Since «marriage for all» came into force on 1 July 2022, female couples in Switzerland have been able to marry – yet a gap remains in legal parenthood that many rainbow families feel in everyday life. Under current law, the wife of the birth mother counts as the second parent from the moment of birth only if the child was conceived in Switzerland with a regulated sperm donation that meets the requirements of the Reproductive Medicine Act. In that case, the second mother appears on the birth certificate automatically. In other situations she does not – and that is precisely where the reform debate begins.

In practice this means that if the child was conceived through a private sperm donation, through a sperm bank abroad, or by other routes, the legal relationship with the non-birth mother is not established automatically. She has to go through stepchild adoption – a procedure that takes time, is handled differently from canton to canton, and creates a legal limbo until it is completed. During that period only one parent is legally secured, even though two people share responsibility for the child day to day. In cases of illness, separation, death, travel or dealings with the authorities, this can have real consequences – for the parents, but above all for the child.

That Swiss filiation law no longer fits every contemporary family form is officially acknowledged. In 2019 the Federal Office of Justice set up an interdisciplinary expert group to examine whether the current law on descent and inheritance still matches today's realities of life. Its report identified a clear need for reform: single-parent families, unmarried couples, blended families and rainbow families are largely absent from, or inadequately addressed by, the existing law. The Federal Council took note of the report at the end of 2021 and launched work on modernising family law.

Parliament has taken up the issue several times as well. Motion 22.3235 «Contemporary filiation law», submitted by Councillor of States Andrea Caroni, instructed the Federal Council to draw up concrete revision proposals in several areas – including the challenge of the presumption of paternity, the regulation of private sperm donation, and a statutory right of the child to know its own descent. In parallel, further parliamentary initiatives aimed to recognise parenthood for married same-sex couples from birth even where the child was not conceived via a domestic sperm bank. The precise status and wording of each item can be consulted through Curia Vista, Parliament's official business database.

The Federal Council took a first concrete step on 12 September 2025, adopting a dispatch (Botschaft) to Parliament for an amendment to the Civil Code that would make stepchild adoption easier in certain cases. Children who have lived from birth with their legal parent and the intended parent should be able to be adopted more quickly. That eases the burden, but it does not replace automatic recognition from birth in all cases.

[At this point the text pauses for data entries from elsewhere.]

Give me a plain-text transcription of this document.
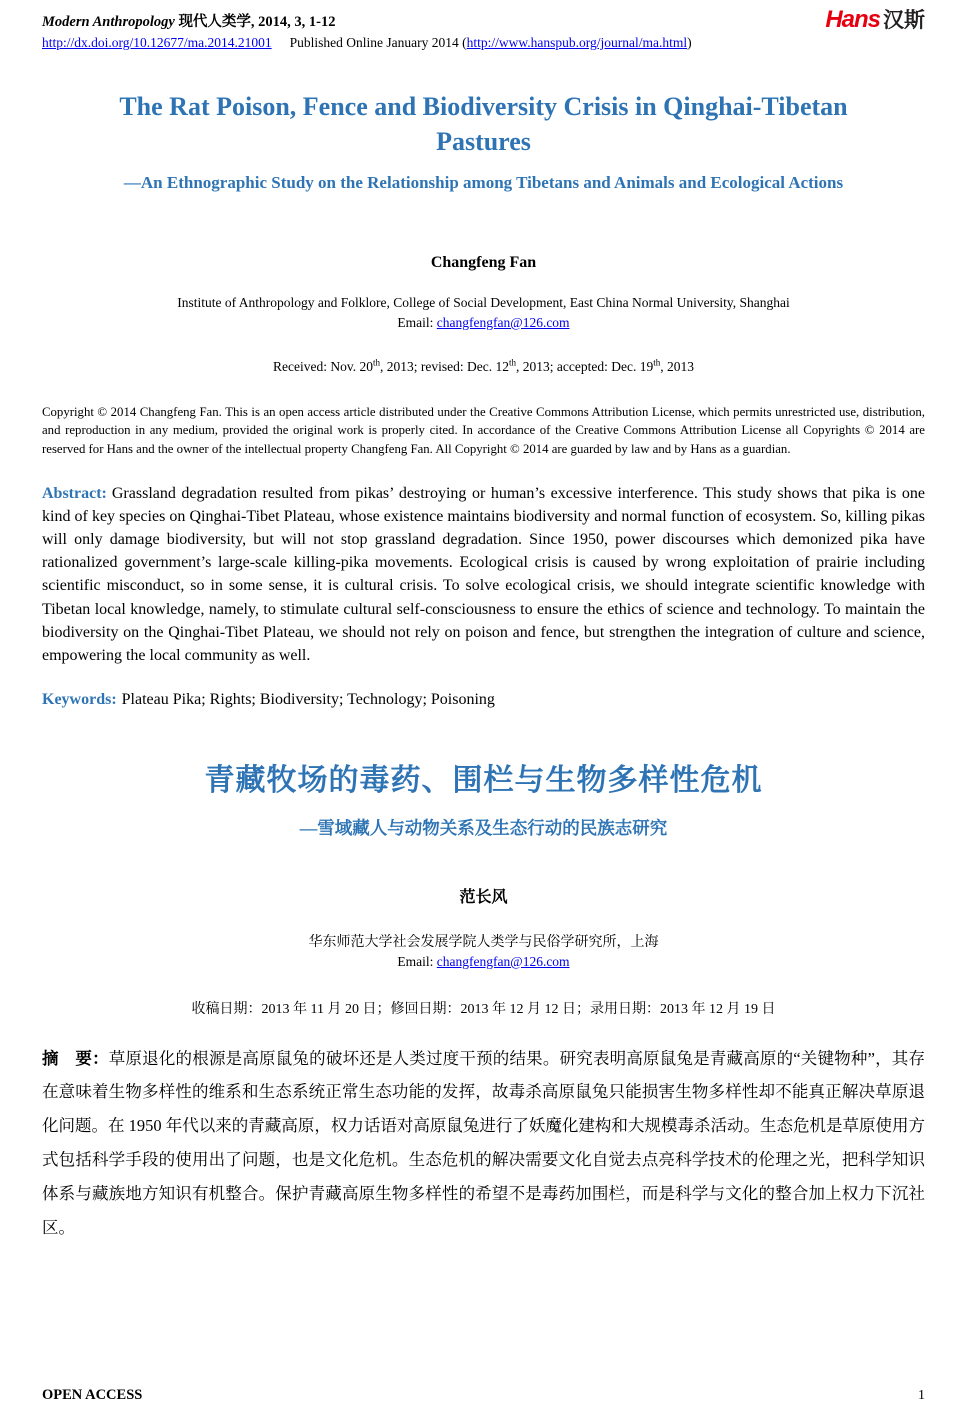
Modern Anthropology 现代人类学, 2014, 3, 1-12	Hans 汉斯
http://dx.doi.org/10.12677/ma.2014.21001 Published Online January 2014 (http://www.hanspub.org/journal/ma.html)
The Rat Poison, Fence and Biodiversity Crisis in Qinghai-Tibetan Pastures
—An Ethnographic Study on the Relationship among Tibetans and Animals and Ecological Actions

Changfeng Fan

Institute of Anthropology and Folklore, College of Social Development, East China Normal University, Shanghai

Email: changfengfan@126.com

Received: Nov. 20th, 2013; revised: Dec. 12th, 2013; accepted: Dec. 19th, 2013

Copyright © 2014 Changfeng Fan. This is an open access article distributed under the Creative Commons Attribution License, which permits unrestricted use, distribution, and reproduction in any medium, provided the original work is properly cited. In accordance of the Creative Commons Attribution License all Copyrights © 2014 are reserved for Hans and the owner of the intellectual property Changfeng Fan. All Copyright © 2014 are guarded by law and by Hans as a guardian.

Abstract: Grassland degradation resulted from pikas’ destroying or human’s excessive interference. This study shows that pika is one kind of key species on Qinghai-Tibet Plateau, whose existence maintains biodiversity and normal function of ecosystem. So, killing pikas will only damage biodiversity, but will not stop grassland degradation. Since 1950, power discourses which demonized pika have rationalized government’s large-scale killing-pika movements. Ecological crisis is caused by wrong exploitation of prairie including scientific misconduct, so in some sense, it is cultural crisis. To solve ecological crisis, we should integrate scientific knowledge with Tibetan local knowledge, namely, to stimulate cultural self-consciousness to ensure the ethics of science and technology. To maintain the biodiversity on the Qinghai-Tibet Plateau, we should not rely on poison and fence, but strengthen the integration of culture and science, empowering the local community as well.

Keywords: Plateau Pika; Rights; Biodiversity; Technology; Poisoning

青藏牧场的毒药、围栏与生物多样性危机
—雪域藏人与动物关系及生态行动的民族志研究

范长风

华东师范大学社会发展学院人类学与民俗学研究所，上海

Email: changfengfan@126.com

收稿日期：2013 年 11 月 20 日；修回日期：2013 年 12 月 12 日；录用日期：2013 年 12 月 19 日

摘　要：草原退化的根源是高原鼠兔的破坏还是人类过度干预的结果。研究表明高原鼠兔是青藏高原的“关键物种”，其存在意味着生物多样性的维系和生态系统正常生态功能的发挥，故毒杀高原鼠兔只能损害生物多样性却不能真正解决草原退化问题。在 1950 年代以来的青藏高原，权力话语对高原鼠兔进行了妖魔化建构和大规模毒杀活动。生态危机是草原使用方式包括科学手段的使用出了问题，也是文化危机。生态危机的解决需要文化自觉去点亮科学技术的伦理之光，把科学知识体系与藏族地方知识有机整合。保护青藏高原生物多样性的希望不是毒药加围栏，而是科学与文化的整合加上权力下沉社区。

OPEN ACCESS	1
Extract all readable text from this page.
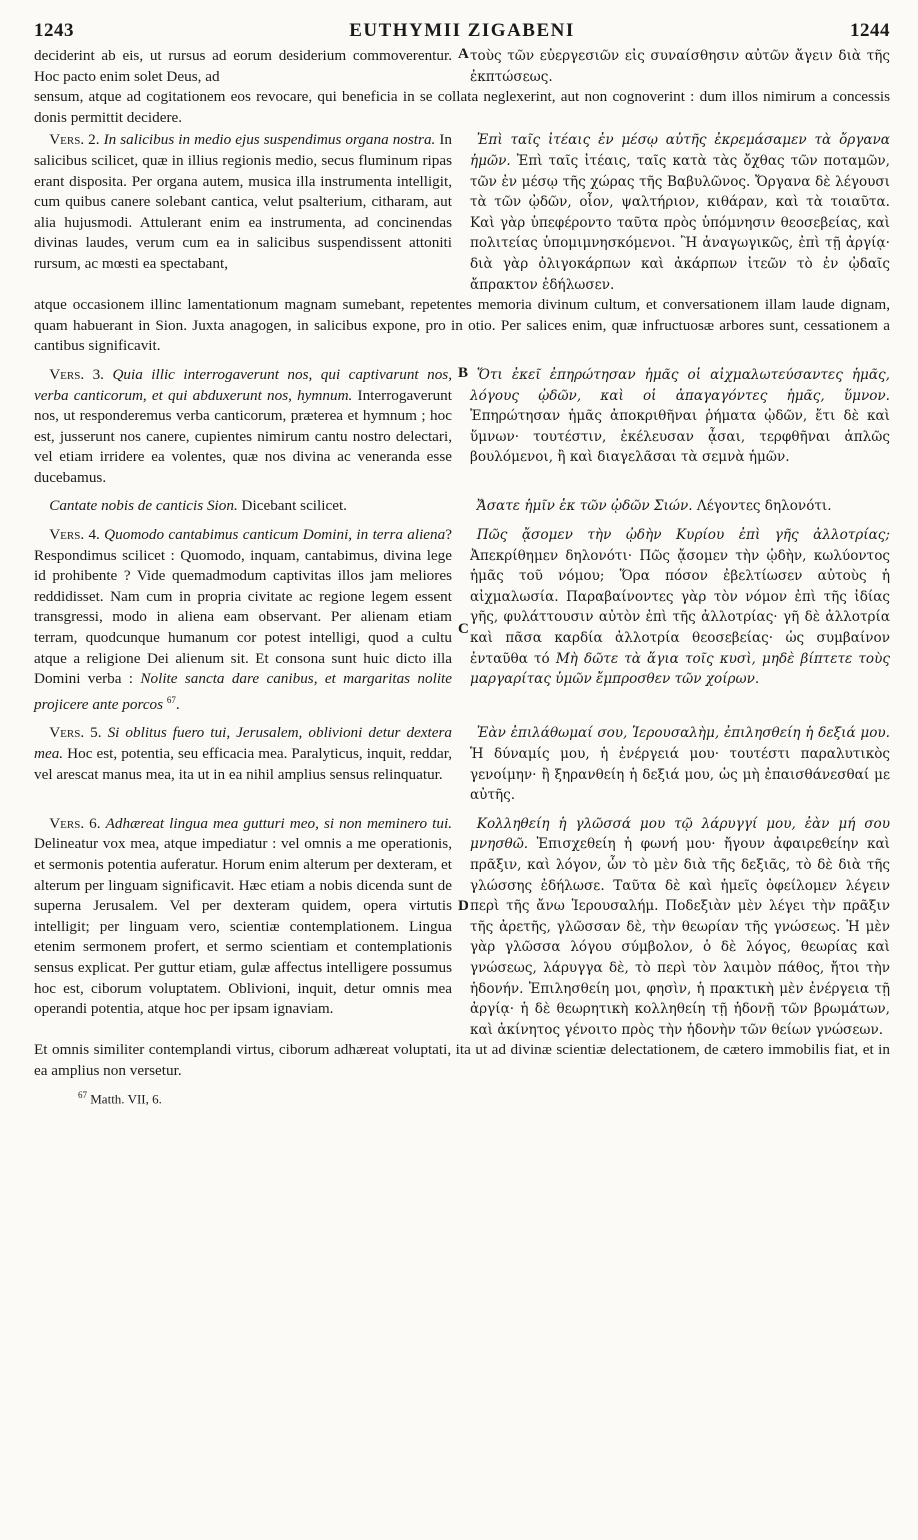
1243	EUTHYMII ZIGABENI	1244

deciderint ab eis, ut rursus ad eorum desiderium commoverentur. Hoc pacto enim solet Deus, ad

A τοὺς τῶν εὐεργεσιῶν εἰς συναίσθησιν αὐτῶν ἄγειν διὰ τῆς ἐκπτώσεως.

sensum, atque ad cogitationem eos revocare, qui beneficia in se collata neglexerint, aut non cognoverint : dum illos nimirum a concessis donis permittit decidere.

 Vers. 2. In salicibus in medio ejus suspendimus organa nostra. In salicibus scilicet, quæ in illius regionis medio, secus fluminum ripas erant disposita. Per organa autem, musica illa instrumenta intelligit, cum quibus canere solebant cantica, velut psalterium, citharam, aut alia hujusmodi. Attulerant enim ea instrumenta, ad concinendas divinas laudes, verum cum ea in salicibus suspendissent attoniti rursum, ac mœsti ea spectabant,

 Ἐπὶ ταῖς ἰτέαις ἐν μέσῳ αὐτῆς ἐκρεμάσαμεν τὰ ὄργανα ἡμῶν. Ἐπὶ ταῖς ἰτέαις, ταῖς κατὰ τὰς ὄχθας τῶν ποταμῶν, τῶν ἐν μέσῳ τῆς χώρας τῆς Βαβυλῶνος. Ὄργανα δὲ λέγουσι τὰ τῶν ᾠδῶν, οἷον, ψαλτήριον, κιθάραν, καὶ τὰ τοιαῦτα. Καὶ γὰρ ὑπεφέροντο ταῦτα πρὸς ὑπόμνησιν θεοσεβείας, καὶ πολιτείας ὑπομιμνησκόμενοι. Ἢ ἀναγωγικῶς, ἐπὶ τῇ ἀργίᾳ· διὰ γὰρ ὀλιγοκάρπων καὶ ἀκάρπων ἰτεῶν τὸ ἐν ᾠδαῖς ἄπρακτον ἐδήλωσεν.

atque occasionem illinc lamentationum magnam sumebant, repetentes memoria divinum cultum, et conversationem illam laude dignam, quam habuerant in Sion. Juxta anagogen, in salicibus expone, pro in otio. Per salices enim, quæ infructuosæ arbores sunt, cessationem a cantibus significavit.

 Vers. 3. Quia illic interrogaverunt nos, qui captivarunt nos, verba canticorum, et qui abduxerunt nos, hymnum. Interrogaverunt nos, ut responderemus verba canticorum, præterea et hymnum ; hoc est, jusserunt nos canere, cupientes nimirum cantu nostro delectari, vel etiam irridere ea volentes, quæ nos divina ac veneranda esse ducebamus.

B

  Ὅτι ἐκεῖ ἐπηρώτησαν ἡμᾶς οἱ αἰχμαλωτεύσαντες ἡμᾶς, λόγους ᾠδῶν, καὶ οἱ ἀπαγαγόντες ἡμᾶς, ὕμνον. Ἐπηρώτησαν ἡμᾶς ἀποκριθῆναι ῥήματα ᾠδῶν, ἔτι δὲ καὶ ὕμνων· τουτέστιν, ἐκέλευσαν ᾆσαι, τερφθῆναι ἁπλῶς βουλόμενοι, ἢ καὶ διαγελᾶσαι τὰ σεμνὰ ἡμῶν.

 Cantate nobis de canticis Sion. Dicebant scilicet.

 	Ἄσατε ἡμῖν ἐκ τῶν ᾠδῶν Σιών. Λέγοντες δηλονότι.

 Vers. 4. Quomodo cantabimus canticum Domini, in terra aliena? Respondimus scilicet : Quomodo, inquam, cantabimus, divina lege id prohibente ? Vide quemadmodum captivitas illos jam meliores reddidisset. Nam cum in propria civitate ac regione legem essent transgressi, modo in aliena eam observant. Per alienam etiam terram, quodcunque humanum cor potest intelligi, quod a cultu atque a religione Dei alienum sit. Et consona sunt huic dicto illa Domini verba : Nolite sancta dare canibus, et margaritas nolite projicere ante porcos $^{67}$.

C

 Πῶς ᾄσομεν τὴν ᾠδὴν Κυρίου ἐπὶ γῆς ἀλλοτρίας; Ἀπεκρίθημεν δηλονότι· Πῶς ᾄσομεν τὴν ᾠδὴν, κωλύοντος ἡμᾶς τοῦ νόμου; Ὅρα πόσον ἐβελτίωσεν αὐτοὺς ἡ αἰχμαλωσία. Παραβαίνοντες γὰρ τὸν νόμον ἐπὶ τῆς ἰδίας γῆς, φυλάττουσιν αὐτὸν ἐπὶ τῆς ἀλλοτρίας· γῆ δὲ ἀλλοτρία καὶ πᾶσα καρδία ἀλλοτρία θεοσεβείας· ὡς συμβαίνον ἐνταῦθα τό Μὴ δῶτε τὰ ἅγια τοῖς κυσὶ, μηδὲ βίπτετε τοὺς μαργαρίτας ὑμῶν ἔμπροσθεν τῶν χοίρων.

 Vers. 5. Si oblitus fuero tui, Jerusalem, oblivioni detur dextera mea. Hoc est, potentia, seu efficacia mea. Paralyticus, inquit, reddar, vel arescat manus mea, ita ut in ea nihil amplius sensus relinquatur.

 Ἐὰν ἐπιλάθωμαί σου, Ἱερουσαλὴμ, ἐπιλησθείη ἡ δεξιά μου. Ἡ δύναμίς μου, ἡ ἐνέργειά μου· τουτέστι παραλυτικὸς γενοίμην· ἢ ξηρανθείη ἡ δεξιά μου, ὡς μὴ ἐπαισθάνεσθαί με αὐτῆς.

 Vers. 6. Adhæreat lingua mea gutturi meo, si non meminero tui. Delineatur vox mea, atque impediatur : vel omnis a me operationis, et sermonis potentia auferatur. Horum enim alterum per dexteram, et alterum per linguam significavit. Hæc etiam a nobis dicenda sunt de superna Jerusalem. Vel per dexteram quidem, opera virtutis intelligit; per linguam vero, scientiæ contemplationem. Lingua etenim sermonem profert, et sermo scientiam et contemplationis sensus explicat. Per guttur etiam, gulæ affectus intelligere possumus hoc est, ciborum voluptatem. Oblivioni, inquit, detur omnis mea operandi potentia, atque hoc per ipsam ignaviam.

D

 Κολληθείη ἡ γλῶσσά μου τῷ λάρυγγί μου, ἐὰν μή σου μνησθῶ. Ἐπισχεθείη ἡ φωνή μου· ἤγουν ἀφαιρεθείην καὶ πρᾶξιν, καὶ λόγον, ὧν τὸ μὲν διὰ τῆς δεξιᾶς, τὸ δὲ διὰ τῆς γλώσσης ἐδήλωσε. Ταῦτα δὲ καὶ ἡμεῖς ὀφείλομεν λέγειν περὶ τῆς ἄνω Ἱερουσαλήμ. Ποδεξιὰν μὲν λέγει τὴν πρᾶξιν τῆς ἀρετῆς, γλῶσσαν δὲ, τὴν θεωρίαν τῆς γνώσεως. Ἡ μὲν γὰρ γλῶσσα λόγου σύμβολον, ὁ δὲ λόγος, θεωρίας καὶ γνώσεως, λάρυγγα δὲ, τὸ περὶ τὸν λαιμὸν πάθος, ἤτοι τὴν ἡδονήν. Ἐπιλησθείη μοι, φησὶν, ἡ πρακτικὴ μὲν ἐνέργεια τῇ ἀργίᾳ· ἡ δὲ θεωρητικὴ κολληθείη τῇ ἡδονῇ τῶν βρωμάτων, καὶ ἀκίνητος γένοιτο πρὸς τὴν ἡδονὴν τῶν θείων γνώσεων.

Et omnis similiter contemplandi virtus, ciborum adhæreat voluptati, ita ut ad divinæ scientiæ delectationem, de cætero immobilis fiat, et in ea amplius non versetur.

$^{67}$ Matth. VII, 6.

The parliamentary path has not been smooth: the National Council first backed the simplified stepchild adoption, but the Council of States referred the proposal back to the Federal Council. It wants the matter folded into the broader reform of filiation law and reproductive-medicine law – not least in view of the child's right to know its own descent. A swift solution therefore remains open for now.

Queer Switzerland follows the reform of filiation law as a national dossier and will update this piece as the state of the legislation changes. For the binding, official status, see the Federal Office of Justice page on «Parenthood and descent» and Curia Vista. This article is informational context and does not replace legal advice; for a specific family situation, individual counsel is worthwhile. Support and up-to-date information are available from the umbrella organisation for rainbow families and from Switzerland's LGBTIQ organisations, among others.